Folks over at the northern hemisphere are about to experience the longest day of the year. June 21 paves the way for the summer solstice, officially kicking off the astrological sunny season.
Summer solstice, which takes place when the sun is at its highest point above the Tropic of Cancer, begins at exactly 12:24 a.m. ET today in New York.
This means that the Big Apple can bask in the sun for a little over 15 hours. On the west coast of the United States, the summer solstice begins much earlier — June 20 at 9:24 p.m.
The farther north the region, the longer the daylight will be. This means that summer solstice in the North Pole will be 24 hours-long, the phenomenon being dubbed as "the midnight sun."
According to Independent, solstice is derived from the Latin word solstitium, which means stopping or standing still of the sun. June 21 will be the first day of summer.

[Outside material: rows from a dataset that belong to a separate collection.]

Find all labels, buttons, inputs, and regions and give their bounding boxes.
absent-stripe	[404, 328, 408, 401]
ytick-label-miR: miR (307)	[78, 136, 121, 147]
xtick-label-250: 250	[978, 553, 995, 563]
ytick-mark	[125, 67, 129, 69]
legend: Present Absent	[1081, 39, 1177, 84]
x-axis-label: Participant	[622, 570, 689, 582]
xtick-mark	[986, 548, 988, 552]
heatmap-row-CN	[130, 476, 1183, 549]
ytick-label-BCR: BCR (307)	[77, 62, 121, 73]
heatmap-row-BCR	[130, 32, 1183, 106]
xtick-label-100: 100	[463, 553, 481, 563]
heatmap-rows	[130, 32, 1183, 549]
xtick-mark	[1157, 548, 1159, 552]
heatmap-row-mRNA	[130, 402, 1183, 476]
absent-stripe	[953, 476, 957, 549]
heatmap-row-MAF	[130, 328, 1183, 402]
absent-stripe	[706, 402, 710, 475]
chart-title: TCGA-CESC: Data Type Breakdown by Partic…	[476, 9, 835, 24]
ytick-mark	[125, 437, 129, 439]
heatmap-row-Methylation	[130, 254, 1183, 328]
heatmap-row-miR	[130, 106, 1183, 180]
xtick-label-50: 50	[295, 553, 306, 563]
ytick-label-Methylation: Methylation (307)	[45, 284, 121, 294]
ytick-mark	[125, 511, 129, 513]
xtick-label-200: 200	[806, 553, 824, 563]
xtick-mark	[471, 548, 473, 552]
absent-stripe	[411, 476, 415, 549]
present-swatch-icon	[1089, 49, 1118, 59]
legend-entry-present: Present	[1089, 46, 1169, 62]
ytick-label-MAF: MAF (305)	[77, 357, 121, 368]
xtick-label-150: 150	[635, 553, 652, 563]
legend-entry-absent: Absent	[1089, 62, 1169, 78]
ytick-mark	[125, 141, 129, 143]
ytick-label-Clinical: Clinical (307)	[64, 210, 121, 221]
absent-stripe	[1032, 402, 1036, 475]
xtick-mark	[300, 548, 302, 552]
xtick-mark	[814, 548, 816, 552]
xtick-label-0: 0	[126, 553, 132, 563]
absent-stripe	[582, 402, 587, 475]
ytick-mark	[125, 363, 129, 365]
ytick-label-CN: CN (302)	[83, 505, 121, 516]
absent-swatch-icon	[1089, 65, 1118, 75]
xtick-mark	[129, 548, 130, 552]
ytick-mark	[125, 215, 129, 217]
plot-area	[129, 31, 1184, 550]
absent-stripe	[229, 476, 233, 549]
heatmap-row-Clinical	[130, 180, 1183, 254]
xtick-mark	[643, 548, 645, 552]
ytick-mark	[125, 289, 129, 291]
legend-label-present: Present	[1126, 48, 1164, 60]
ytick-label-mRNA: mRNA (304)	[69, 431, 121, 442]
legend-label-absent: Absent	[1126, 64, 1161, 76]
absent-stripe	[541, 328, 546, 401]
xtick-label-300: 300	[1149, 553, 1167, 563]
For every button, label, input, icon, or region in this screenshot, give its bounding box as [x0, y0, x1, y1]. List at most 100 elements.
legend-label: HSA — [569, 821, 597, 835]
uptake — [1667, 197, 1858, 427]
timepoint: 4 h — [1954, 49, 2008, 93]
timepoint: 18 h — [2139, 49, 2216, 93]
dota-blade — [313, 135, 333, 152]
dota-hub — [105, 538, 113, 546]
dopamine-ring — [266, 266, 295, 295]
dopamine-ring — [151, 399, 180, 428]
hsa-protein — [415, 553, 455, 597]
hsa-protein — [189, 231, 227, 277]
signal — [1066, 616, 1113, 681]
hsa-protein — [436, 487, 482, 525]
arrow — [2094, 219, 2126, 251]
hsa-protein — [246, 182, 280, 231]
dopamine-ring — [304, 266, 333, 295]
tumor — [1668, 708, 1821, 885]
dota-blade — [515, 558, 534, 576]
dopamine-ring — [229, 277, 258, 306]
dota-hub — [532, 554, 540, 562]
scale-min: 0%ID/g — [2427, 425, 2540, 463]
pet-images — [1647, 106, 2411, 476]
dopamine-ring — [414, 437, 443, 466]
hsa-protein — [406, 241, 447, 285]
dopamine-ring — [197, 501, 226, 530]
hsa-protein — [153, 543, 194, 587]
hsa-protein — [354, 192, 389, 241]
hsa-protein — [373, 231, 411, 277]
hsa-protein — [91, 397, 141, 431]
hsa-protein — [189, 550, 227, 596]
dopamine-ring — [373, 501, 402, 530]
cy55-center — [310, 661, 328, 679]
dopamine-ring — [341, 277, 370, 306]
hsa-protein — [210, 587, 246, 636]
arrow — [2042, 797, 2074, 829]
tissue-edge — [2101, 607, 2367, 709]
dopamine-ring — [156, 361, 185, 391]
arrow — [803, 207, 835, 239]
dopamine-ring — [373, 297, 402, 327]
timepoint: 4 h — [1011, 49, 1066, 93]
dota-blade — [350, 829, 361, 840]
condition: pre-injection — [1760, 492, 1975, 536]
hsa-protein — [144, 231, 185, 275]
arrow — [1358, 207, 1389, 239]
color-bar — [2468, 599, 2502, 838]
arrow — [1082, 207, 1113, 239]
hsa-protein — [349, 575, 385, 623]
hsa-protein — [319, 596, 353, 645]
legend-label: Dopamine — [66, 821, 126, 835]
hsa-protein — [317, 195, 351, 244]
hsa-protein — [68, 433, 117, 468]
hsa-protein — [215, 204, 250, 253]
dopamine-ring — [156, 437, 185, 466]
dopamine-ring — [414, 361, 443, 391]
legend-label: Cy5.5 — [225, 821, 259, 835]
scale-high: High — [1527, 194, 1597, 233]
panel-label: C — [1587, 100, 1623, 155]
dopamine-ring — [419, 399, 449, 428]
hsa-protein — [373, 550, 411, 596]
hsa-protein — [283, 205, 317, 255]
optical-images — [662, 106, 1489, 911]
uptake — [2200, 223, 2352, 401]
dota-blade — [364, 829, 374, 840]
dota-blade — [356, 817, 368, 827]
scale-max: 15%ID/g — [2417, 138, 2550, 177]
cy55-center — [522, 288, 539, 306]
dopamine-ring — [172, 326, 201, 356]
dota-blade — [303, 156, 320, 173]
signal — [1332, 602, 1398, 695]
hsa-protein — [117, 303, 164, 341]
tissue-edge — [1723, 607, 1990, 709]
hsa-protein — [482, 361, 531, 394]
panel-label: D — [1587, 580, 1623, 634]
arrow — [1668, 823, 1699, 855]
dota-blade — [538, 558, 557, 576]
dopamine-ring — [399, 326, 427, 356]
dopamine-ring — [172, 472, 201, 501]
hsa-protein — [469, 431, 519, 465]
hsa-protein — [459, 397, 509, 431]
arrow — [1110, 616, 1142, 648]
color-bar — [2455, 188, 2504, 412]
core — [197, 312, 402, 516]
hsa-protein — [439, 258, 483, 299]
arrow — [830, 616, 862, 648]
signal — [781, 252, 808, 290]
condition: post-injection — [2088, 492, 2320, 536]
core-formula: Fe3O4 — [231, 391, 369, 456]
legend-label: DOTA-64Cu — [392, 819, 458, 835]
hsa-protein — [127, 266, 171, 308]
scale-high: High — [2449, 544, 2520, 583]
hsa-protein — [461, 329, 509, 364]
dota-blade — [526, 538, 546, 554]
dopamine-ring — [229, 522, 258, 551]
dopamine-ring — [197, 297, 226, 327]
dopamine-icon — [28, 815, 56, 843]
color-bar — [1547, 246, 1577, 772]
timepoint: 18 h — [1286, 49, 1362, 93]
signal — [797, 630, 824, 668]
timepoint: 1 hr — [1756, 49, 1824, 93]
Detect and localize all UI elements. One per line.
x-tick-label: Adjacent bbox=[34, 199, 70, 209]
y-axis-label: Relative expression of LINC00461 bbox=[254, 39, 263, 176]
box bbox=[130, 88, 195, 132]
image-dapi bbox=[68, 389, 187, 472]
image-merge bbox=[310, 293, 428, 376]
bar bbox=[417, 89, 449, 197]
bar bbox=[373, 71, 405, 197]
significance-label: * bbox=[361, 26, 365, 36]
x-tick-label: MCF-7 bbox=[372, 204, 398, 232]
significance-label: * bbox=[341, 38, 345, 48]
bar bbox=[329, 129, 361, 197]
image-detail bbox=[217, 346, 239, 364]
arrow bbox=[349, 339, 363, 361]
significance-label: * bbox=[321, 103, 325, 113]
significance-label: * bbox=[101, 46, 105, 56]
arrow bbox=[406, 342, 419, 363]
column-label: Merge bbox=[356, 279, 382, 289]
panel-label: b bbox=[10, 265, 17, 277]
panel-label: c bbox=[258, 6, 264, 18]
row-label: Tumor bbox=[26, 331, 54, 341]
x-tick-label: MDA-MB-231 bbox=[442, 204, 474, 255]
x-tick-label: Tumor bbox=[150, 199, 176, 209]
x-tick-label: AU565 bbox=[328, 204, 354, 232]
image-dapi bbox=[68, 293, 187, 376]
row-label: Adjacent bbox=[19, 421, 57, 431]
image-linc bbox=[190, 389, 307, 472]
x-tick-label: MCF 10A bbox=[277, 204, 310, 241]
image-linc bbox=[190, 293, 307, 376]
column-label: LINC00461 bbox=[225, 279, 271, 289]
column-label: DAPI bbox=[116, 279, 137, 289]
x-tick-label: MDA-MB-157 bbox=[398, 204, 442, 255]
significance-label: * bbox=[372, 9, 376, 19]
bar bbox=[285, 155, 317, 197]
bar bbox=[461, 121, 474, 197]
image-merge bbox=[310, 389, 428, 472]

The summer solstice is associated with various rituals mostly involving fertility, growth and light. The most notable is how pagans use it as an indicator for planting harvesting crops.
Alternatively, those in the southern hemisphere being on the opposite region will experience the longest night of the year on June 21. Summer solstice in this part of the planet begins Dec. 21 instead.
Summer solstice is a cause for celebration with the Stonehenge as the primary go-to to delight in the start of summertime. This is because the prehistoric monument in Wiltshire, England is believed to have been built to mark the movement of the sun.
During the summer solstice, the heel stone and slaughter stones of the ancient temple will align perfectly with the sunrise, a view that many flock to see.
To push the boat out, spectators will hold a festival of music and dancing with a bit of drumming and camping. There will be increased security this year at the Stonehenge summer solstice experience following the attacks in Manchester and London.
Of course, there are various ways of celebrating the summer solstice. As per NJ.com, folks in Russia and Ukraine like to leap over the flames in a "ritual test of bravery and faith."
Europe calls the event St. John's Day commemorated through bonfires and dancing. In Scandinavia, the summer solstice revelries include a lot of vodka, herring as well as singing and dancing around the maypole.